One of the biggest points I was hoping to make at the UMass Media Giraffe conference is that the Internet is as fully vulnerable to the negative effects of commercialization as “traditional” mass media has been.
Rupert Murdoch’s prescient acquisition of MySpace.com was my primary example.
How ironically gratifying to come back to SF and discover that Wired mag’s featured article this month, “His Space,” is on exactly that topic.
It’s certainly true that the Internet is taking power away from media corporations and give it to “the people.”
But in so doing it is showing corporations how to access markets and cultivate their traditional fare on an exponentially more “personalized” level. “The Daily Me,” I believe, is how it’s been phrased.
Methinks it’s high time Thomas Frank updated “Commodify your Dissent” for the Internet era!

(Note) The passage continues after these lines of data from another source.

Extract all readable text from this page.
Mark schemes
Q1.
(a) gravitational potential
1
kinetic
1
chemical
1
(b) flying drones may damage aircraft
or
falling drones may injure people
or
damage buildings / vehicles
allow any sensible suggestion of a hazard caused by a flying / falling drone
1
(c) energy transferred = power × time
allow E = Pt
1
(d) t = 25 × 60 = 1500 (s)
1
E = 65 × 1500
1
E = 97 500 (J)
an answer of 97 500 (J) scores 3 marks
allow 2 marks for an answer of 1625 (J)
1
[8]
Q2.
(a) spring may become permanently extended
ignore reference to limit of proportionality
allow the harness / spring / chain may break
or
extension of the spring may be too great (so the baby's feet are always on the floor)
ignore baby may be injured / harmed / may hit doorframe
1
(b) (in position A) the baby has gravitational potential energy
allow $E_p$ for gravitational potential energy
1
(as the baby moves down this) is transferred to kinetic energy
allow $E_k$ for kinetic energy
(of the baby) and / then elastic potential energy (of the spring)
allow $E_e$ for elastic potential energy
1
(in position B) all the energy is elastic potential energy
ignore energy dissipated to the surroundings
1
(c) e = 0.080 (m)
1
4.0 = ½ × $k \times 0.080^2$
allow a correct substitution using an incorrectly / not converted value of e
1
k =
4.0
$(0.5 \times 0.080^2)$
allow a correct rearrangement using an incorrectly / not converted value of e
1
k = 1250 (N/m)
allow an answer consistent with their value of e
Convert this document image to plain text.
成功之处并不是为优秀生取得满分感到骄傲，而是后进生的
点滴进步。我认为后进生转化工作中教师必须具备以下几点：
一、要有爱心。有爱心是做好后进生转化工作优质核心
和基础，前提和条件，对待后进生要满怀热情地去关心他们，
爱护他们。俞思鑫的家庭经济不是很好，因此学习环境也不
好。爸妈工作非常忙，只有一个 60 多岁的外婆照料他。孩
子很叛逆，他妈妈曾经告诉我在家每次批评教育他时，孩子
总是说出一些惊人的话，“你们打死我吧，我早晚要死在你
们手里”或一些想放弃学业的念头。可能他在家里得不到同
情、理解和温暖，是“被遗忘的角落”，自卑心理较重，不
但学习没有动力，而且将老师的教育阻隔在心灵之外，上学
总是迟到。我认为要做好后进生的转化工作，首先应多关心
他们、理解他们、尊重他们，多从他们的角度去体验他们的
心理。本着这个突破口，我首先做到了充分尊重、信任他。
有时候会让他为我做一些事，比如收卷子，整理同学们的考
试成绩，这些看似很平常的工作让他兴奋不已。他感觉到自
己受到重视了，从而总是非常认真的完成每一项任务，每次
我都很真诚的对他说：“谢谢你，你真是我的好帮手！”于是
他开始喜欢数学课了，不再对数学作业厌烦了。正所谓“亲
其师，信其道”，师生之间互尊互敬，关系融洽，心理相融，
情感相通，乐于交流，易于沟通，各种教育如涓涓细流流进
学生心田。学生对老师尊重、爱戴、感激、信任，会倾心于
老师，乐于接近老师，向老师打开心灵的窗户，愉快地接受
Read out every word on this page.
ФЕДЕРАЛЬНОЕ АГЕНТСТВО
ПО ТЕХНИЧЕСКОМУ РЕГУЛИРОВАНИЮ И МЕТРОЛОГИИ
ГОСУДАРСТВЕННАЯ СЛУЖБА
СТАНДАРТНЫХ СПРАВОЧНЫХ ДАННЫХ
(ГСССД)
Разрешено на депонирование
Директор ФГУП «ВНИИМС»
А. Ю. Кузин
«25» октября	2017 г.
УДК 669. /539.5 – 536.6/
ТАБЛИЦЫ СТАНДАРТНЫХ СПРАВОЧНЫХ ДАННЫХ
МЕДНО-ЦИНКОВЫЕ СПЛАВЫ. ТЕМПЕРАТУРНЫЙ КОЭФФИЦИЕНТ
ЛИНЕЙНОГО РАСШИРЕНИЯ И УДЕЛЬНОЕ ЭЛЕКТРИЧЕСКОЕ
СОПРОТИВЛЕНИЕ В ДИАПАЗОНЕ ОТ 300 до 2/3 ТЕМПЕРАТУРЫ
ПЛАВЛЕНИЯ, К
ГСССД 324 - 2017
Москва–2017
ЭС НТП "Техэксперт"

As Murdoch understands, the Internet offers extraordinary potential for developing truly pervasive and implacable “one to one marketing” and “customer relations management” technologies and methods:
“The most immediate [challenge] is to avoid doing anything that might interfere with the runaway growth that has already made MySpace the biggest aggregation of people on the Web. But that’s just step one. Step two is to turn MySpace’s teeming masses into a wholly new kind of media entity, an advertising, marketing, and distribution vehicle that gives News Corp. a hand on the steering wheel of popular culture worldwide.”
The capital and savvy corporations will bring to the task may in fact eclipse, or at least seriously co-opt, the democratizing power of the Internet — assuming one subscribes to the thesis, advanced by Bagdikian et al., that monopolistic commercialization of media is anathema to democracy.
It’s clear from the article that MySpace is the raw material from which Murdoch intends to build his next-generation media empire.
But what does this mean for commercial news operations online? Well, suffice it to say that Murdoch is the man who made Fox News possible.
My comments, by the way, should in no way be taken to imply that commercial news media is incapable of serving the process of democracy. I know for a fact that there is deep and lasting commitment to the public good in for-profit newsrooms. I’ve worked in them before, and most likely will again.
But I think we must frankly recognize that, with the extinction of viable newspapers due to unrealistic, Wall Street-driven profit expectations, there are some serious problems with the commercial news model.
Establishing the “Public Media sector” online should be one of the highest priorities of New Media thinkers, producers and funders — and media reformers in general.